USA Today has chosen him as one of the top five coaches in Florida for high school girls basketball and has opened voting to the public to crown the best coach in each state. Fans can visit USA Today through Feb. 24 to choose their favorite coach. State winners and two wild cards will advance to a regional round, followed by regional winners and two wild cards moving on to a national round.
Harder was in the news last weekend for his team winning the Class 5A-Region 3 championship game. The Lady Seminoles of Southeast High School in Bradenton, Fla., now head to state and play their first game Friday.
“I’m going to put my money on Southeast just because I love these kids,” Harder said. “I know how hard they’ve worked.”
He has already won two state titles with the Lady Seminoles and is leading them to state for the fifth time.
“It has been 10 years (since the last state game). And it was a rush of joy and satisfaction that came back over me, thinking that there was another chance to go back,” he said.
The 65-year-old social studies teacher also made headlines in December when he won his 700th career victory with the Lady Seminoles. That win made him the 14th coach in Florida high school history to win 700 games.
His team continues on a winning streak, with 720 wins, 25 straight victories and a 29-1 record.
In his state trophy case, Harder has collected seven basketballs, each recording 100 wins and the signatures of his players.

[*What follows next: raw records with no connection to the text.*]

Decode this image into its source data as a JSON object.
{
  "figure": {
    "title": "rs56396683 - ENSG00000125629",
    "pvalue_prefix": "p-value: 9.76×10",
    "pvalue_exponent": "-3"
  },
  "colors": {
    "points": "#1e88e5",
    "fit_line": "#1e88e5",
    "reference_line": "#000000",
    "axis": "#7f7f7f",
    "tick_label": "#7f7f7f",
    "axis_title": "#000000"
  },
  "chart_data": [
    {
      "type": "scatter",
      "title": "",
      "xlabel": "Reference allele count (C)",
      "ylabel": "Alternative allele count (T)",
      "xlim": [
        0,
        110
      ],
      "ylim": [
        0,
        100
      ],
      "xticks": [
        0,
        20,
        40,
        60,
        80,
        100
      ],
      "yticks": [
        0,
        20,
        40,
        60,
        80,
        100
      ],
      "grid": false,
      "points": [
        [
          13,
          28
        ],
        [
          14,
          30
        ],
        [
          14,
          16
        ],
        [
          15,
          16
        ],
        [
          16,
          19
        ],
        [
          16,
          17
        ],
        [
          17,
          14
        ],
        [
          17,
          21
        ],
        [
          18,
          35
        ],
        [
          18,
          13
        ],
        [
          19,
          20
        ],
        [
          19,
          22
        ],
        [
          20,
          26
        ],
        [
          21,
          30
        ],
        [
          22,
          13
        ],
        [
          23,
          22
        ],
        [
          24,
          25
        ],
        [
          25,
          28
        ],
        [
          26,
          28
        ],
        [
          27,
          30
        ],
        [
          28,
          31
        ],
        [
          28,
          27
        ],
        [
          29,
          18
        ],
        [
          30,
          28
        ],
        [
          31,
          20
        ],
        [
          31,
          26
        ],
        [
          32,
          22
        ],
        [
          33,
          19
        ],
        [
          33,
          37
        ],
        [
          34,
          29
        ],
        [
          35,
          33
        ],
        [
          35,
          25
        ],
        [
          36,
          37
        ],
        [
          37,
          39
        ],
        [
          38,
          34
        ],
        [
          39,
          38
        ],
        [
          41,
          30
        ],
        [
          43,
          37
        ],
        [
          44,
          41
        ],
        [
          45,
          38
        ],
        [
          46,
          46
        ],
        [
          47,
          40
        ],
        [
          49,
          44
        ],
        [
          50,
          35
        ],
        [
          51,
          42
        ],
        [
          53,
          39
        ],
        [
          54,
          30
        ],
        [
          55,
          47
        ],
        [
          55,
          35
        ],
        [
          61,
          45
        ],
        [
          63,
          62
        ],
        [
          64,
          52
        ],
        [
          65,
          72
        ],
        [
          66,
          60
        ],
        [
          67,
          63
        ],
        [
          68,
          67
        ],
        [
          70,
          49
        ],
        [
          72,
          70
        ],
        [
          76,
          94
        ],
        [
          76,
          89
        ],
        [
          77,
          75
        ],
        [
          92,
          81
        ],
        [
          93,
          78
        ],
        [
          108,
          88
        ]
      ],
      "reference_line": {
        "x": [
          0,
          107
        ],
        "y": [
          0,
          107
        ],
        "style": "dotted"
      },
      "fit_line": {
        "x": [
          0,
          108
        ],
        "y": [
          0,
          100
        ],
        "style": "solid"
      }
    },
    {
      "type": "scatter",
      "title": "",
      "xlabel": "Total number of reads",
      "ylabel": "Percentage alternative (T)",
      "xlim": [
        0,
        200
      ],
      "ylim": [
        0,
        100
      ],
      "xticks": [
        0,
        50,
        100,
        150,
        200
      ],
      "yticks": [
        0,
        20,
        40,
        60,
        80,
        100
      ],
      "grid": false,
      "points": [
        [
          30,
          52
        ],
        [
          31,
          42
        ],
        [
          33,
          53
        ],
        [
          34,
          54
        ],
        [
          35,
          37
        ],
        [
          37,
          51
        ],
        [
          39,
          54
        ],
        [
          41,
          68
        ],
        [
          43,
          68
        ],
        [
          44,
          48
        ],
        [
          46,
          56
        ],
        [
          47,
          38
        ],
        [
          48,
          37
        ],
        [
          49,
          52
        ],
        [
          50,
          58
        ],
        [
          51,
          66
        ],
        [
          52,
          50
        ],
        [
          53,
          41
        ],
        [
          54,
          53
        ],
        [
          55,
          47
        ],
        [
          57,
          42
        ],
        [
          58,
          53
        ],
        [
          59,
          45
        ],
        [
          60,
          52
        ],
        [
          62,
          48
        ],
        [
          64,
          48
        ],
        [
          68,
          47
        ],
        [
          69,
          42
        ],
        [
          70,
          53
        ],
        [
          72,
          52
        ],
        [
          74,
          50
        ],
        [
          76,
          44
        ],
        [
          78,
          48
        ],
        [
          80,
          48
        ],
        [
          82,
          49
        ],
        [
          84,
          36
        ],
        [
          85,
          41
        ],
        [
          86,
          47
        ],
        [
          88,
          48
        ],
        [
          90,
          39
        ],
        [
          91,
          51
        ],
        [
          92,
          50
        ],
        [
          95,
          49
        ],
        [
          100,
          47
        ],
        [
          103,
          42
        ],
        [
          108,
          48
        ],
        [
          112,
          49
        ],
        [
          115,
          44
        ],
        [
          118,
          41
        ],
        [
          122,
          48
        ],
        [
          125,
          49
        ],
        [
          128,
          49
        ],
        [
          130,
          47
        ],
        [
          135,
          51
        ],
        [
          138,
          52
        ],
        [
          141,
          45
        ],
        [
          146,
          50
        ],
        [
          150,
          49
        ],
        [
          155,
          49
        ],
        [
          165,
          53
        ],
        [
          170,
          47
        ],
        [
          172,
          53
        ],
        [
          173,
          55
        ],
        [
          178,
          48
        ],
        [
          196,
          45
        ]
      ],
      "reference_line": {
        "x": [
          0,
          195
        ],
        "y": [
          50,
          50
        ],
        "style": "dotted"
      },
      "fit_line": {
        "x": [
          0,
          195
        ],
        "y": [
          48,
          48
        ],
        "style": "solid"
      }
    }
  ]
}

In the 1990s, he achieved a 72-game winning streak that spanned a decade against opponents in Manatee County, Fla.
As one of five public high schools in Bradenton, Southeast is in a tough neighborhood, where children grow up poor, said Harder, a native of Calumet City, Ill.
But he can relate to his students and their struggles since he grew up in a blue-collar town.
“It’s always been a little bit harder for us at Southeast.” Harder said, “and it just happens to be my last name.”
His popularity with the students is evident. For seven straight years, he has been voted the Golden Nole (short for Seminole) by Southeast students for being an outstanding teacher.
Harder has 40 years of experience as a coach and teacher. Before moving to Florida to coach the Lady Seminoles, he coached high school boys basketball for 10 years in Illinois.
He earned a master’s degree in physical education from NIU in 1975 and a bachelor’s degree in social science from Southern Illinois University at Carbondale in 1970.
“That master’s degree in education, with a major in PE, and the experience that I had as a student got me where I’m at today,” said Harder, who recalled starting to love basketball during education classes at NIU.